I thought the first season of Luke Cage was the best of the Marvel shows on Netflix (Daredevil, Jessica Jones, Iron Fist, etc.), so I was looking forward to the second installment, which was released on June 22nd, 2018.
There are pluses and minuses about season 2. On the negative side, the narrative meanders a bit, which is often a problem with the second season of a series. After the initial success, the writers are trying to figure out what to do next, how to top what they’ve already done, and the story line ends up being looser. I find the Jamaican accents the actors do in season 2 to be distracting often to the point of being annoying. Gone is the standout character Cottonmouth (rivetingly portrayed by Mahershala Ali).
On the plus side, the show has the same gritty feel of season one, and similarly great music. Most of the primary characters are back. And stepping into the breach left by Cottonmouth’s absence is Mariah Stokes Dillard (portrayed just as rivetingly by Alfre Woodard).
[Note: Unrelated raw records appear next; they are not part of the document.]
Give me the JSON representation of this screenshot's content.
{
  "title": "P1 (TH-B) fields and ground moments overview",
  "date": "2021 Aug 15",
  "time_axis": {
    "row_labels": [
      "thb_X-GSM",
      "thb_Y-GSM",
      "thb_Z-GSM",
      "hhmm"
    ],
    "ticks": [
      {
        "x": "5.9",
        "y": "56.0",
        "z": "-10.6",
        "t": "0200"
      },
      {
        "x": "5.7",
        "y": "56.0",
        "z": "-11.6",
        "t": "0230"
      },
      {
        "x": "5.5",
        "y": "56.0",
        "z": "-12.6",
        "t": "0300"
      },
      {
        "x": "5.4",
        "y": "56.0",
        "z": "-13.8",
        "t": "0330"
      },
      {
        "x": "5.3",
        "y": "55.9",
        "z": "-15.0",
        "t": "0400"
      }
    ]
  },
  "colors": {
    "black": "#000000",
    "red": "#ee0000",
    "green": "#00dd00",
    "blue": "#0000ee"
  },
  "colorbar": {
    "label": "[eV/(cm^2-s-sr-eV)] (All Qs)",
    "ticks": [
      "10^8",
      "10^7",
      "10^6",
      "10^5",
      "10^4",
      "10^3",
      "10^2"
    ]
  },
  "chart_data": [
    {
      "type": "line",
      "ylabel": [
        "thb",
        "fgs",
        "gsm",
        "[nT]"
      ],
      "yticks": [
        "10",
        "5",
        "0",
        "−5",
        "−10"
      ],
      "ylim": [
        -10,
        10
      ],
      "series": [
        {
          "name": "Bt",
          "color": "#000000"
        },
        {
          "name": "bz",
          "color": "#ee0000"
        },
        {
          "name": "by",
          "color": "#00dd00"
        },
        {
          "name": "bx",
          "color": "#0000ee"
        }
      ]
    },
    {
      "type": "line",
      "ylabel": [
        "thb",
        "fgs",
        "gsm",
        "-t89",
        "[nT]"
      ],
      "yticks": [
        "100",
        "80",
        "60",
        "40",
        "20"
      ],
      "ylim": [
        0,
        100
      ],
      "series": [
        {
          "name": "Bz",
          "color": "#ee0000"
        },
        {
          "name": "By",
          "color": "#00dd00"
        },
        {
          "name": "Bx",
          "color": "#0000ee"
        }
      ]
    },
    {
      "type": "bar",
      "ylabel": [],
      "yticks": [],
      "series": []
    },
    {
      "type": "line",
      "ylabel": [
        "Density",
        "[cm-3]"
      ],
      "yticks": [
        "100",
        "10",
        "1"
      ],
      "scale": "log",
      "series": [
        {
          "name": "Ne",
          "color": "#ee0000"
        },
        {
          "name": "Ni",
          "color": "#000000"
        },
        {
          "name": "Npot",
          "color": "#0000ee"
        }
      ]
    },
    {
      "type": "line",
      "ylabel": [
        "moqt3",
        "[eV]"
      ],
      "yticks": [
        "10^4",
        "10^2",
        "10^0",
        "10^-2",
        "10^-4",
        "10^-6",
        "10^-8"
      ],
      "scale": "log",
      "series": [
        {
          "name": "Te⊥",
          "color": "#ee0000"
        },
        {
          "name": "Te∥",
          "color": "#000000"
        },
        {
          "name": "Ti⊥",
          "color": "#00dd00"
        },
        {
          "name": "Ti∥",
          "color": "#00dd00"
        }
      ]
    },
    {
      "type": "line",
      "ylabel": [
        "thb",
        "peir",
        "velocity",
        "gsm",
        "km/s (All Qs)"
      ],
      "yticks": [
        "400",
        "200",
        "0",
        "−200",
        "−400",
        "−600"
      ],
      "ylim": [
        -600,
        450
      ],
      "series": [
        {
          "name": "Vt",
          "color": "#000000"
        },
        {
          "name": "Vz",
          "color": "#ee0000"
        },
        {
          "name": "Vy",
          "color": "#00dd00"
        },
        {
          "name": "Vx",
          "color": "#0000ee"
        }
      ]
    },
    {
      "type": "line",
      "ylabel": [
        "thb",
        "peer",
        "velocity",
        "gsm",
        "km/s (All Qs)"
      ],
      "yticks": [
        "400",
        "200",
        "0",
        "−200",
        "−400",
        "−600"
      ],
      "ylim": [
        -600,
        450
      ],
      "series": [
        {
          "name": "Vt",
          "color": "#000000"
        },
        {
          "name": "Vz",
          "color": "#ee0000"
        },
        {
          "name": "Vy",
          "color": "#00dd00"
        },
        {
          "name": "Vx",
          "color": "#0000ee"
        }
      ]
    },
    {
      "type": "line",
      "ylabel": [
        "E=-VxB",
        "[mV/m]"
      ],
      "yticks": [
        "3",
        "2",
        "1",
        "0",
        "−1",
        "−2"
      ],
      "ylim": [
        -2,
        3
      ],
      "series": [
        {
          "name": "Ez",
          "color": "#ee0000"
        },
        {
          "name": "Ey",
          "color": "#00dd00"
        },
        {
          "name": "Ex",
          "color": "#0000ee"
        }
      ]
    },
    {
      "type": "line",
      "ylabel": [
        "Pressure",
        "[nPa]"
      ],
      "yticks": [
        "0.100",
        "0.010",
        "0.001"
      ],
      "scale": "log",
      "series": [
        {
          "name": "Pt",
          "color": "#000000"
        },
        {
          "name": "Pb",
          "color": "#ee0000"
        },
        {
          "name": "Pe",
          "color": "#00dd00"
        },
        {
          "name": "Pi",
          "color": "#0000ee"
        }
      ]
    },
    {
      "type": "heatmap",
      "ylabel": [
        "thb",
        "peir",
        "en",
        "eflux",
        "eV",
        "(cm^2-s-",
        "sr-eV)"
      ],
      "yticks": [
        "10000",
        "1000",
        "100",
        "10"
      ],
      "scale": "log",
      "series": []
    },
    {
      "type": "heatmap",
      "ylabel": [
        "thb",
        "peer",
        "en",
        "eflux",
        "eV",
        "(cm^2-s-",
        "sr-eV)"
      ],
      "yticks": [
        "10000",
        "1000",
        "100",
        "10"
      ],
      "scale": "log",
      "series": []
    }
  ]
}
Woodard and Reg E. Cathey, who plays Luke’s father, James Lucas, give the second season an emotional depth that, it seems to me, is not to be found in any of the other Marvel Netflix series.
The one aspect of the show I want to comment on is the way it not only uses but even fetishizes and mythologizes Harlem. I always thought it was amusing how the characters in Daredevil remind the viewers that the show is set in Hell’s Kitchen every five minutes or so. The same is true (or with an even greater frequency, if that’s possible) in Luke Cage. The opening credits contain several visual reminders—street signs, a subway station—that Harlem is the setting, and then, as I say, the dialogue is peppered with references. My suspicion is that the writers of Daredevil include those references just because “Hell’s Kitchen” sounds cool; whereas Harlem is a place that has a storied history, a place that everyone knows and has some associations with.
But of course the setting isn’t really Harlem—it’s a fictionalized Harlem, a romanticized Harlem. It’s a Harlem that’s both far more violent and far more insular than the real thing, as if it weren’t a changing neighborhood with loose, fuzzy borders that’s becoming gentrified; but rather a crime-ridden, monochromatic city-state with ironclad boundaries, ruled by a crime lord. The writers have created a fictional setting where a superhero is desperately needed. Batman does something similar with New York City, but in calling it ‘Gotham’, the creators indicate that the location is fictionalized. Not so with Luke Cage. In the latter, we’re not given any clue that the location isn’t real.

In this way, Luke Cage is very much like a western. A mythologized lawless setting calls out for a strong but flawed individual (a gunslinger-Marshal or Luke Cage) with a commitment to justice to defeat the forces of chaos and evil, in order to restore law and civility to the community. This basic outline is true of a lot of superhero narratives, but in those stories the setting isn’t always (or perhaps often) mythologized, and the antagonist is usually a supervillain, someone with powers to match those of the heroes. While Bushmaster is something of a supervillain in season 2, the crime lord and boss of Harlem in Luke Cage is Mariah Dillard, a city councilwoman. It’s ultimately her defeat that Luke must ensure in order to bring balance and civility back to the neighborhood. In that way, Luke Cage is akin to Rio Bravo, My Darling Clementine, or High Noon, for example.
On a personal note, I was living in Harlem around a decade ago when I spotted one of the first Starbucks to open in the neighborhood. At the time I thought a good title for a story would be “A Starbucks in Harlem,” because of the contrast between the corporate, white bread franchise and that storied history I mentioned above (Duke Ellington, James Baldwin, Malcolm X). Today there’s a Whole Foods on 125th Street and Malcom X Boulevard, just down the street from the Apollo Theater. Gentrification indeed.